Politics

Scott Taylor Staffer Who Allegedly Forged Signatures Still Working for Campaign

“So proud to work for Scott Taylor,” staffer posts on personal Facebook page Wednesday

Rep. Scott Taylor, R-Va., is under fire from Democrats over his staffers allegedly forging signatures to get an independent candidate on the ballot and split the Democratic vote. (Bill Clark/CQ Roll Call file photo)

At least one of five campaign staffers for Rep. Scott Taylor who allegedly forged signatures on ballot petitions for an opponent appears to still be working for the Virginia Republican’s campaign.

That’s despite promises from the freshman lawmaker that he would purge his campaign of anyone who was involved in any illegal activity.

Democrats in the state have accused Taylor’s campaign staff of forging the signatures of dozens — possibly hundreds — of people in Virginia’s 2nd District to help Shaun Brown get her name the ballot as an independent in order to siphon off votes from Democratic nominee Elaine Luria in the hotly contested race. 

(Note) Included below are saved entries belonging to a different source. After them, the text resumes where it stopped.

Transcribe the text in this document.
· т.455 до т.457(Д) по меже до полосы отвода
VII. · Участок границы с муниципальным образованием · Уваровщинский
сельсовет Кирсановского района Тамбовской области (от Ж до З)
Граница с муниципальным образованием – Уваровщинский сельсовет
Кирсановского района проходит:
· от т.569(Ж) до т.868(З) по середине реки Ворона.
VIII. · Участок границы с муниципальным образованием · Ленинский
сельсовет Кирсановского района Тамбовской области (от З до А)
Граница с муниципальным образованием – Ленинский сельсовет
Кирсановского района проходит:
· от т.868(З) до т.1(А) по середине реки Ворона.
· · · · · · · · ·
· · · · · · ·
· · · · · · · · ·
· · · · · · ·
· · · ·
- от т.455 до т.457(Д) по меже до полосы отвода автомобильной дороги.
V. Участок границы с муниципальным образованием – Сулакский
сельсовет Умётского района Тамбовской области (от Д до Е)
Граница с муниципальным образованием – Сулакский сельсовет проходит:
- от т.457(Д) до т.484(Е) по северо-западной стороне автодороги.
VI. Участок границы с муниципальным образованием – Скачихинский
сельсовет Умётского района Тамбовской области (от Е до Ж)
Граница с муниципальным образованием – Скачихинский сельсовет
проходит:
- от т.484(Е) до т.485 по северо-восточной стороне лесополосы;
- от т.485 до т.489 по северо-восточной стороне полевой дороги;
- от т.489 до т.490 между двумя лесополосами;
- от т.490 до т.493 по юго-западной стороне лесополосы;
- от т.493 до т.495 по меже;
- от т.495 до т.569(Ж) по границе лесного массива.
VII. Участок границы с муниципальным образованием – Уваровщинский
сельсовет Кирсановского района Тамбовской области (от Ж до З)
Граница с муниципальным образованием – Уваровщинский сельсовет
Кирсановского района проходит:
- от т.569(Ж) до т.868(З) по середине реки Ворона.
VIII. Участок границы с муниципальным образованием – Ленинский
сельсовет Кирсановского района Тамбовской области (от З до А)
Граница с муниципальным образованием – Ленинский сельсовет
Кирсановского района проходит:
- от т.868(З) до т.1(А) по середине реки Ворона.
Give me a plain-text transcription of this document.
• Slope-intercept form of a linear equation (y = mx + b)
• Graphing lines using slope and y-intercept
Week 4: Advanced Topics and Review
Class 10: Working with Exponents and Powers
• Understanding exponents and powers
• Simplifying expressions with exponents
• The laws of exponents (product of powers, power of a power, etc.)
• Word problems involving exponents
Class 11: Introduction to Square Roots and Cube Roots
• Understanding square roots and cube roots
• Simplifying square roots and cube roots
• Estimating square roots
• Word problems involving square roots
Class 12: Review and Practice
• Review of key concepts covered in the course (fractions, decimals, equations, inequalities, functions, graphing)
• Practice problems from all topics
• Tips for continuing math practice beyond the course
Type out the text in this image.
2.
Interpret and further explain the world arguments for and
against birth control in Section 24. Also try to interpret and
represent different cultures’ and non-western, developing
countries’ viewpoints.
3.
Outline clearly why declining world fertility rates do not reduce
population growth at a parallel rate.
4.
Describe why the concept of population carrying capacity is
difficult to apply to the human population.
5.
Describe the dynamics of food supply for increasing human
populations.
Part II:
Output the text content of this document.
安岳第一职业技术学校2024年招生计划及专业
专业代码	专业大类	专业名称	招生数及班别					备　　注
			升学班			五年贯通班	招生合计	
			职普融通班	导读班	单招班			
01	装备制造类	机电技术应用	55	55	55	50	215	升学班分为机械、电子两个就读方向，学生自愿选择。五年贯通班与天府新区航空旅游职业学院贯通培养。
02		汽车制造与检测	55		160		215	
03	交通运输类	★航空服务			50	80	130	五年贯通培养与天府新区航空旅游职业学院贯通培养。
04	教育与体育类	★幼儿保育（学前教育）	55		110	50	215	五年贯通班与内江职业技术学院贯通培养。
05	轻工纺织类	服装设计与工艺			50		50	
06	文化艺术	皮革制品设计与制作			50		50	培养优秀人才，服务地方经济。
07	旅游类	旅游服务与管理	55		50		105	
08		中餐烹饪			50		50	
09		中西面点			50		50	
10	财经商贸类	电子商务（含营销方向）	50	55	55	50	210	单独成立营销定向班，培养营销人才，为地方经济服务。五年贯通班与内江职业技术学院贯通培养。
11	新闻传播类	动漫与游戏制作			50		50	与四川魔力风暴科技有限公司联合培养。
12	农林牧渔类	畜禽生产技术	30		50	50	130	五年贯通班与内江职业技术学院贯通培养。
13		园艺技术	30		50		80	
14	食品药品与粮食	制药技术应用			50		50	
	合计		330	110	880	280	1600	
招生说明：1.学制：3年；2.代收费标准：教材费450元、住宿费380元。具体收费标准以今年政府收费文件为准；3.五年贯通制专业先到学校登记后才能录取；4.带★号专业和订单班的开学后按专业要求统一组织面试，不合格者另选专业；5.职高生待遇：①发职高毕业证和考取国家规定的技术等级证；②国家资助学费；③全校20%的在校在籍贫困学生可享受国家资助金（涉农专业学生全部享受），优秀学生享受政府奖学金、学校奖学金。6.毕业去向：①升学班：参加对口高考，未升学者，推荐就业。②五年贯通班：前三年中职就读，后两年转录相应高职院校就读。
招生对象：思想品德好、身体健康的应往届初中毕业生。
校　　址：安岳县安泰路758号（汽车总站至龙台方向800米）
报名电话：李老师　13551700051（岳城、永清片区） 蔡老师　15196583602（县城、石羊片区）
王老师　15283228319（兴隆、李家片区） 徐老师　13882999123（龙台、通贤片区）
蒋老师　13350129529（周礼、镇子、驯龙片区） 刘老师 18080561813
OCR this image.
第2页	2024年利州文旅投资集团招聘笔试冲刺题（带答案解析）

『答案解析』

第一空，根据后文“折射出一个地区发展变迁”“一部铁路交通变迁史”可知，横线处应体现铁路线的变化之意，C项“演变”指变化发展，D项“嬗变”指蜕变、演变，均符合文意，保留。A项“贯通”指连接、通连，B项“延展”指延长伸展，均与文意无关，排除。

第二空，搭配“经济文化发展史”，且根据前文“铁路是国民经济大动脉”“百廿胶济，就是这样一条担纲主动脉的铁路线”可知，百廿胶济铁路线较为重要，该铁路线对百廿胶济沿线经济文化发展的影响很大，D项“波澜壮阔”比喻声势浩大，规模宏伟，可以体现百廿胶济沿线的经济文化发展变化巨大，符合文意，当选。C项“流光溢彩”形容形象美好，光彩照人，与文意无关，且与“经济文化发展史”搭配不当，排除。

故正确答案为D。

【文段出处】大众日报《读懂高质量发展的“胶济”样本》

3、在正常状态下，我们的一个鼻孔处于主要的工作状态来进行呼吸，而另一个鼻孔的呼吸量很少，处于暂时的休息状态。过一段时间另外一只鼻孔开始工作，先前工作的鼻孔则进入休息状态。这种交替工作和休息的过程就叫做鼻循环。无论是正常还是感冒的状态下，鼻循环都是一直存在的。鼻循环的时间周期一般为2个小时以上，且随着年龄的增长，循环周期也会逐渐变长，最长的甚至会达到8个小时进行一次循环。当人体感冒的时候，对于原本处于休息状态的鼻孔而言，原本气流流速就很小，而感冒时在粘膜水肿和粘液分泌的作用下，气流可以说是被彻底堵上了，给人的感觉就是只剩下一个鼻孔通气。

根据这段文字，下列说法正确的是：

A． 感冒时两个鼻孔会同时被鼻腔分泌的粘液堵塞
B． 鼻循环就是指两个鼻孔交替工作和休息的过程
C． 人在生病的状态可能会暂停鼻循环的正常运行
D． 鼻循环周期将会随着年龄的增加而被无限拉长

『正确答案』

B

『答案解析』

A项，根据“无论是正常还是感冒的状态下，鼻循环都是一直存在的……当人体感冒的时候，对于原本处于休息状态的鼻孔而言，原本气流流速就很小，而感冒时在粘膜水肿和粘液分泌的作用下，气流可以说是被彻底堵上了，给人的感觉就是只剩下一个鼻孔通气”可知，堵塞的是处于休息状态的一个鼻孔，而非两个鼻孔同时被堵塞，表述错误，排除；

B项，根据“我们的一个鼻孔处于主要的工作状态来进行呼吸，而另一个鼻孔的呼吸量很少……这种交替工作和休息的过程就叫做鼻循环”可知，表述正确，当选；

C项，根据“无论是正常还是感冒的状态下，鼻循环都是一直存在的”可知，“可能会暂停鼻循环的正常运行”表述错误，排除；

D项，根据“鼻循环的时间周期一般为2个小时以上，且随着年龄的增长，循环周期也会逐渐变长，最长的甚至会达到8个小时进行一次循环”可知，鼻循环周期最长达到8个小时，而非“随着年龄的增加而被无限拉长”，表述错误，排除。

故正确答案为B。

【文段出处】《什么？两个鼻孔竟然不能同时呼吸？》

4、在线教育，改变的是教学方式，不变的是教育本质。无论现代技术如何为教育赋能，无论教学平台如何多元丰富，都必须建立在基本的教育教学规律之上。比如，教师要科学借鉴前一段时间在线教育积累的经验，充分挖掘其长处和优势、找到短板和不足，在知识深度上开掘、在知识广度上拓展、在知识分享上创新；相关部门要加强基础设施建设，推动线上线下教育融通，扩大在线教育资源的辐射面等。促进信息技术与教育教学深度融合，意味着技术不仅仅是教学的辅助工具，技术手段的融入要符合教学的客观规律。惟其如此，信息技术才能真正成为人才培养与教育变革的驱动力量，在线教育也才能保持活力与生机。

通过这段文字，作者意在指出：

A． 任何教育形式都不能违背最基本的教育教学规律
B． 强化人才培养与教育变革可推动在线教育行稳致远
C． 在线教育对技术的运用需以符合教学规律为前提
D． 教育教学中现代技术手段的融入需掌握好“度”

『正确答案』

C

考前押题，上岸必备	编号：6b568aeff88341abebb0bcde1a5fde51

“You have my word that if anyone in my campaign did anything that was wrong, that was illegal, that was inappropriate or something like that, I would fire them in a second,” Taylor said in a Facebook Live broadcast to his supporters on Aug. 6.

Taylor said he would not spare even his “closest advisers, who I wouldn’t want to fire, but I would.” 

He already ousted his campaign manager over a different matter, he said, and after reports emerged about his staffers and the petition signatures, he swiftly axed his campaign consultant.

Yet one of Taylor’s campaign staffers, Lauren Creekmore, who has been accused of forging the signatures of at least 10 people on petitions for Brown, indicated as recently as Wednesday evening that she is still working for Taylor.

“So proud to work for Scott Taylor,” Creekmore posted on her personal Facebook page Wednesday, linking to a Facebook Live video of Taylor campaigning in his district.

Creekmore is also the host on Facebook of a “Volunteer Night” for Taylor’s campaign on Wednesday evening at the Republican Party of Virginia Beach’s office. As of Monday morning, she was still making updates to the event page.

“This event will be a volunteer event in the evening for Rep. Scott Taylor,” the event description reads. “We will be putting yard signs together, stuffing mail, and making phone calls.”

A spokesman for Taylor’s campaign could not be reached for comment at press time. 

Taylor’s campaign paid Creekmore a shade over $2,400 per month from mid-April through June as part of its payroll expenses, according to the Federal Elections Commission records. 

Jake Rubenstein, a spokesman for the Virginia Democratic Party, said in a statement that Taylor’s failure to fire Creekmore despite his promises to take such steps should undercut his rapport with voters.

Scott Taylor’s credibility dwindles by the day,” Rubenstein said. “We now know that one of the staffers that forged voters’ signatures is still involved with his campaign. How can anyone believe a word that comes out of Scott Taylor’s mouth?”

A special prosecutor has been assigned to investigate the matter, and the state Democrats have filed suit to delay election officials from printing the ballots until the judge resolves their claim.

Taylor has said he knew some of his campaign staffers were working to get Brown on the ballot, but he denied the Democrats’ charge that his team undertook the effort to divide the Democratic vote.

Instead, Taylor said, his five staffers were helping Brown because they believed she had been railroaded and “disenfranchised” by the Democratic Party.

In all, Taylor’s five staffers submitted 584 signatures to help get Brown’s name on the ballot.

As part of the state Democratic Party’s lawsuit, 10 district residents signed affidavits saying their names appeared on the papers Creekmore submitted — but that the signatures on those documents were not theirs.

Democrats have submitted 31 other such affidavits to the court so far.

When election officials combined the Taylor staffers’ submissions with the petition papers Brown’s actual supporters had previously filed on her behalf, they found she collected more than 1,900 signatures — though just 1,030 of those were declared valid by the state board of elections.

That was still enough to get her on the November ballot, though she is facing prosecution in October for allegedly defrauding the federal government through a summer meal program for kids.

Brown ran against Taylor in 2016 as the Democratic nominee. But she announced in March that she would be running as an independent over objections to the Democratic Congressional Campaign Committee weighing in early on Luria’s behalf.

Though Taylor defeated Brown by 23 points to win a first term, the race this year is projected to be closer.

President Donald Trump carried the district by just 3 points over Hillary Clinton in 2016. Inside Elections with Nathan L. Gonzales rates the race Leans Republican.